Ada sebuah kalimat yang sering disebut – sebut sebagai hadits Nabi –Shollallohu ‘Alayhi wa Sallam- di dalam majelis – majelis. Kalimat itu sangat populer dikalangan masyarakat awam dan para Ulama yang bukan ahli hadits.
Lengkapnya berbunyi :
“Hubbul wathoni minal Imaan (Cinta tanah air sebagian dari iman)”
Akan tetapi para Ulama’ Ahli hadits (muhaditsin) menilai dan sepakat bahwa itu adalah HADITS PALSU (Maudhu’) karena Rasulullah –Shollallohu ‘Alayhi wa Sallam- tidak pernah mengatakan seperti itu.
Imam As-Suyuti dan Al-Sakhowi berpendapat “lam ‘aqif ‘alayh (Saya tidak menemukannya)”. kalimat lam ‘aqif ‘alayh di dalam ulumul hadits (ilmu hadits) dikenal sebagai istilah untuk hadits maudhu’ (palsu).
Imam Hasan ibn Muhammad Al-Shaghani yang mengarang kitab al-Masyariq seperti dinukil oleh Imam Al-Ajluni juga menegaskan bahwa hadits tersebut maudhu’ (palsu). Begitu juga dengan Imam Darwisy Al-Hut.
Bahkan Ali Al-Qari berpendapat bahwa hadist itu tidak ada kaitannya antara cinta tanah air dan keimananan, dan itu aneh sekali.
“Dan sesungguhnya kalau Kami perintahkan kepada mereka: "Bunuhlah dirimu atau keluarlah kamu dari kampungmu", niscaya mereka tidak akan melakukannya kecuali sebagian kecil dari mereka.” (An-Nisaa’ : 66)
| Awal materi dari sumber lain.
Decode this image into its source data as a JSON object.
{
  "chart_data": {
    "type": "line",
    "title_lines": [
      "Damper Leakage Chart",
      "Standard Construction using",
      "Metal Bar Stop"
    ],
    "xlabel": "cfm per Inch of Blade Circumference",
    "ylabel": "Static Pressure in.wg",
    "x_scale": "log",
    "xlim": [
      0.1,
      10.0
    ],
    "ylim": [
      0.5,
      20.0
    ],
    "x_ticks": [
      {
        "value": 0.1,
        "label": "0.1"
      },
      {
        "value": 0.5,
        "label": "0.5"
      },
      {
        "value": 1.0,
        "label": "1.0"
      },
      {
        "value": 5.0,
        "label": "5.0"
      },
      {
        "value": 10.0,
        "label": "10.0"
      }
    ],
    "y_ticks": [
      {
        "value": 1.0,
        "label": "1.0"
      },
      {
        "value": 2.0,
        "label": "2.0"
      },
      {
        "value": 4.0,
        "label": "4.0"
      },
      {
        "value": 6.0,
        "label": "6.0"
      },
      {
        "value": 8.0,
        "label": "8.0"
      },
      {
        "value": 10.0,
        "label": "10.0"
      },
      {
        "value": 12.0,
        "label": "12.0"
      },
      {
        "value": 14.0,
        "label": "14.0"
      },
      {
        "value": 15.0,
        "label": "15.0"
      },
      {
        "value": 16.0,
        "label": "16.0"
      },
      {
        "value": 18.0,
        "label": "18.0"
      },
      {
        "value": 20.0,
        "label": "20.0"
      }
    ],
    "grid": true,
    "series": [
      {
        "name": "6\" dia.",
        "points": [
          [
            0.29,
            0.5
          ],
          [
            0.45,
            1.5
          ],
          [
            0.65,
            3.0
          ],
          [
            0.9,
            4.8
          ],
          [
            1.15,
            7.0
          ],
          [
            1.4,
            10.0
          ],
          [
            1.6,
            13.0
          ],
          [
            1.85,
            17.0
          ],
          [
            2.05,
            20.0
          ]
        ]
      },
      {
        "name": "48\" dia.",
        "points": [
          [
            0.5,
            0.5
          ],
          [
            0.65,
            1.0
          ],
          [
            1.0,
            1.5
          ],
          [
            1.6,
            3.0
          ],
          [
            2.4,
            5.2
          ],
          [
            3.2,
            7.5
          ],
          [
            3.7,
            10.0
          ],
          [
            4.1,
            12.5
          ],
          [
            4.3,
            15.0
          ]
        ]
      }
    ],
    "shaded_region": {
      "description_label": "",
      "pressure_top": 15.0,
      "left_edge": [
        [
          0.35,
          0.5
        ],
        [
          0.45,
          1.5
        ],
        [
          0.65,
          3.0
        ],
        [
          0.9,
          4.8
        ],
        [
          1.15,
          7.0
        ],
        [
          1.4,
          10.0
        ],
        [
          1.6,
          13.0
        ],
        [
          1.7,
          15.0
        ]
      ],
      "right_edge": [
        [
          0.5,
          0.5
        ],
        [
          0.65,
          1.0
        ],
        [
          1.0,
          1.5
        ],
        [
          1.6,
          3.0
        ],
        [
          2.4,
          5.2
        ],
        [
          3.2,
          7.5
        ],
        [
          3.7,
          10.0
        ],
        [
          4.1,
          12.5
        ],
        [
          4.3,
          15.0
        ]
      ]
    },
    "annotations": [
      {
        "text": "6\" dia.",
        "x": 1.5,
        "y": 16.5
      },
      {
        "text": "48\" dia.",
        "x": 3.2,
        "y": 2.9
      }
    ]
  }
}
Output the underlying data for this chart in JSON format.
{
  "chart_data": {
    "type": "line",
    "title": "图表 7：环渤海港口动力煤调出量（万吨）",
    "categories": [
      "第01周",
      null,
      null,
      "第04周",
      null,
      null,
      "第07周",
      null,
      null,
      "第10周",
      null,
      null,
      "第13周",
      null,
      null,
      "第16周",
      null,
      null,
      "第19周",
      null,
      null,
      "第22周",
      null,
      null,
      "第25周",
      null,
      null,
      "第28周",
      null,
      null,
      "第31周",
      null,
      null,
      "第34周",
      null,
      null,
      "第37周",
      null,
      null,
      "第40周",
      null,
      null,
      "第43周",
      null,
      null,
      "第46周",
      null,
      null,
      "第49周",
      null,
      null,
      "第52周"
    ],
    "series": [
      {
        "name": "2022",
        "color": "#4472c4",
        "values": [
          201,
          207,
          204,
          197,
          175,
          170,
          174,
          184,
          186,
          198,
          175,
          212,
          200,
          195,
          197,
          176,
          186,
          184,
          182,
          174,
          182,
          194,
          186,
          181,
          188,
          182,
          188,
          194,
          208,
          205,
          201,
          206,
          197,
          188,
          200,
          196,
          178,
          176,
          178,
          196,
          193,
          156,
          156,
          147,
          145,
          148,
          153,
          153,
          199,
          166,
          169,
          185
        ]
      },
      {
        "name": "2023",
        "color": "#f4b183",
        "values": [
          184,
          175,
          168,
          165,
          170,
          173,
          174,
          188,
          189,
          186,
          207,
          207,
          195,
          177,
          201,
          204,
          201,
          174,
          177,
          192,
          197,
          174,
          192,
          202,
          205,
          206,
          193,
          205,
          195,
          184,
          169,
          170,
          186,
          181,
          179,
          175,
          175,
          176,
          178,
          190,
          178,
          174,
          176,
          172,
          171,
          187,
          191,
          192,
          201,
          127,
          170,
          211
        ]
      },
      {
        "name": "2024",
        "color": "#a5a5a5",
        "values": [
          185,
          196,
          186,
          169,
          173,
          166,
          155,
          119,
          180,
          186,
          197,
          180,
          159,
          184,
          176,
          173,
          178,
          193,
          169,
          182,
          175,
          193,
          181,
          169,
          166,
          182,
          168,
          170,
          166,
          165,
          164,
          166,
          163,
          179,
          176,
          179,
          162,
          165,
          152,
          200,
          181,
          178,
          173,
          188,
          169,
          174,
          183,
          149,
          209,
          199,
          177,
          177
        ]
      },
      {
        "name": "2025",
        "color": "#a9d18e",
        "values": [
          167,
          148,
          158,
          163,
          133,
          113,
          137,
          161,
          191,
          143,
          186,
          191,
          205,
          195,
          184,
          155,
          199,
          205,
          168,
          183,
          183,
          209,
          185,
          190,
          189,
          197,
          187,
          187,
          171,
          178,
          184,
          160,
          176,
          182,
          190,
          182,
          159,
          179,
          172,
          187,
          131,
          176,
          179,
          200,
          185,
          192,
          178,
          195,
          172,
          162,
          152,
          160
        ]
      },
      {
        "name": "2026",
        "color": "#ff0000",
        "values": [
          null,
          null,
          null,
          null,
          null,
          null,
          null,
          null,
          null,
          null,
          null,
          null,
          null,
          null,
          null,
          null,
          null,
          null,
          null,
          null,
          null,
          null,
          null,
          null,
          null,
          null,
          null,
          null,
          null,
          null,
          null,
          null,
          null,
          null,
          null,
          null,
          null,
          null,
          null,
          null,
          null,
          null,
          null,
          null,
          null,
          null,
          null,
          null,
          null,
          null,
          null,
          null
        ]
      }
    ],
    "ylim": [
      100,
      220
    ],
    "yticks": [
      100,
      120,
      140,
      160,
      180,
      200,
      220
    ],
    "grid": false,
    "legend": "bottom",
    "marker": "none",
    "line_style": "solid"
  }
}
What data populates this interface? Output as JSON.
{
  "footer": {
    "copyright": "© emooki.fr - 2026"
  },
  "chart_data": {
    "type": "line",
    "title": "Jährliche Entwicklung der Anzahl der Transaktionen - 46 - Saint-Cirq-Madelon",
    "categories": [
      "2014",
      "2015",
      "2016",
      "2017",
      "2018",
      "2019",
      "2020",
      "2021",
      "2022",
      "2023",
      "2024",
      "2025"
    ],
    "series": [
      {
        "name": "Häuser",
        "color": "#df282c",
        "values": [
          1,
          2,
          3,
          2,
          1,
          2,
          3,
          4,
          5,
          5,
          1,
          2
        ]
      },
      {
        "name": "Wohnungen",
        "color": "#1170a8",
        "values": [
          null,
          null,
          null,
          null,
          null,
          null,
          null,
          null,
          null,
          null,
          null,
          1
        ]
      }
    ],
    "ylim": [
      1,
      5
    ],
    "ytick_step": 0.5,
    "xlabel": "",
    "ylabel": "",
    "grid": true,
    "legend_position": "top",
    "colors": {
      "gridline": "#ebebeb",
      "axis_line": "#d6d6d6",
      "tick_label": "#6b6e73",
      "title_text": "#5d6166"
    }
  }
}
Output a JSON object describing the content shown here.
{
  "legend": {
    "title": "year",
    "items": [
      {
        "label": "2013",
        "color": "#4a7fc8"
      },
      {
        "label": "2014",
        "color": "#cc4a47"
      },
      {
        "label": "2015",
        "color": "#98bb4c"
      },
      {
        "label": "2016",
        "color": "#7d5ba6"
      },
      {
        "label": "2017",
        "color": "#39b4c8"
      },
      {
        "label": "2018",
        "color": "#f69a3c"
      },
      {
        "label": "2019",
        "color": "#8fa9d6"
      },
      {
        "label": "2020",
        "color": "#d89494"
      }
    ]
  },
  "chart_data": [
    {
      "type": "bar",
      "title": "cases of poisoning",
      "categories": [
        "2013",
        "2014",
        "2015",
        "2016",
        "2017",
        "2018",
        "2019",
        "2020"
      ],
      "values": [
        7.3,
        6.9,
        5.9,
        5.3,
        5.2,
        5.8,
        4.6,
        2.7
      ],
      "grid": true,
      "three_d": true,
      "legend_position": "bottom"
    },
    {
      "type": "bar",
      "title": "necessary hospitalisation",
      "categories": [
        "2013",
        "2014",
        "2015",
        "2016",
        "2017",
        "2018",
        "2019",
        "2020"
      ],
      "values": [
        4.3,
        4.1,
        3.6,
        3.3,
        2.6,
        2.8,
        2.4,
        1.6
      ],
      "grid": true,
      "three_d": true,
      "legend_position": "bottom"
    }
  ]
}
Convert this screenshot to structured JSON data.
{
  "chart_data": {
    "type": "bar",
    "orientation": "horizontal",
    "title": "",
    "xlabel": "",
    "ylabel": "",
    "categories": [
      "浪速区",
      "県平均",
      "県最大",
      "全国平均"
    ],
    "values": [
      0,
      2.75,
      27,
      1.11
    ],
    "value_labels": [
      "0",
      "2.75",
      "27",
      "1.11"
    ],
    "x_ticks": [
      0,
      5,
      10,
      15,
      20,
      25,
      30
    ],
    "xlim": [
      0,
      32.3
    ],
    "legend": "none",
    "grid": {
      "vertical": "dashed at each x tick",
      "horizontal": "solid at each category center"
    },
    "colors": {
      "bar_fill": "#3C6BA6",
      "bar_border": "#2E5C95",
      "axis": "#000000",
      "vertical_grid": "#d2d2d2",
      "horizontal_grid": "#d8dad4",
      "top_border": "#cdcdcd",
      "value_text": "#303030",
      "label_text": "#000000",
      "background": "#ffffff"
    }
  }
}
Menurut Al-Qari, ayat ini menunjukkan orang – orang munafiq itu mencintai tanah air mereka dan mereka tidak beriman (kafir). Karenanya tidak ada kaitannya antara cinta tanah air dan keimanan.
Sama kita tau bahwa hadits palsu HARAM untuk disebarkan bagi yang tau dan HARAM masuk ke dalam majelis – majelis.
Rasulullah –Shollallohu ‘Alayhi wa Sallam- bersabda, “Sungguh, kedustaan atas namaku tidaklah seperti dusta atas nama selainku. Barangsiapa yang dengan sengaja berdusta atas namaku maka hendaknya ia menempati tempatnya di dalam NERAKA!” (HR. Bukhari no. 1291 dan Muslim no. 3)
Dan sangat diharamkan jika kita menyampaikan suatu hadits yang kita tau bahwa itu hadits palsu yang tidak bersumber dari Rasulullah –Shollallohu ‘Alayhi wa Sallam-.
Sebagaimana beliau –Shollallohu ‘Alayhi wa Sallam- bersabda,
“Barangsiapa yang meriwayatkan dariku sebuah hadits , sedang ia tau bahwa hadits itu BOHONG, maka ia TERMASUK ORANG – ORANG PENDUSTA.” (HR. Muslim no. 4 dan Tirmidzi no. 2664)
Bahkan sekarang banyak yang mengatakan perkataan para Shahabat (atsar) tanpa sanad, padahal sanad dalam ilmu hadits sangat penting. Mereka mengatakan Abu Bakar berkata begini, Umar berkata begini, Utsman berkata begini dan Ali berkata begitu, tapi tanpa sanad.
Imam Abdullah bin Al-Mubarok –Rahimahulloh- seorang Tabi’in pernah berkata, “Sanad itu bagian dari agama. Seandainya tidak ada sanad, niscaya siapapun akan berbicara semaunya.” (Mqoddimah Shohih Muslim)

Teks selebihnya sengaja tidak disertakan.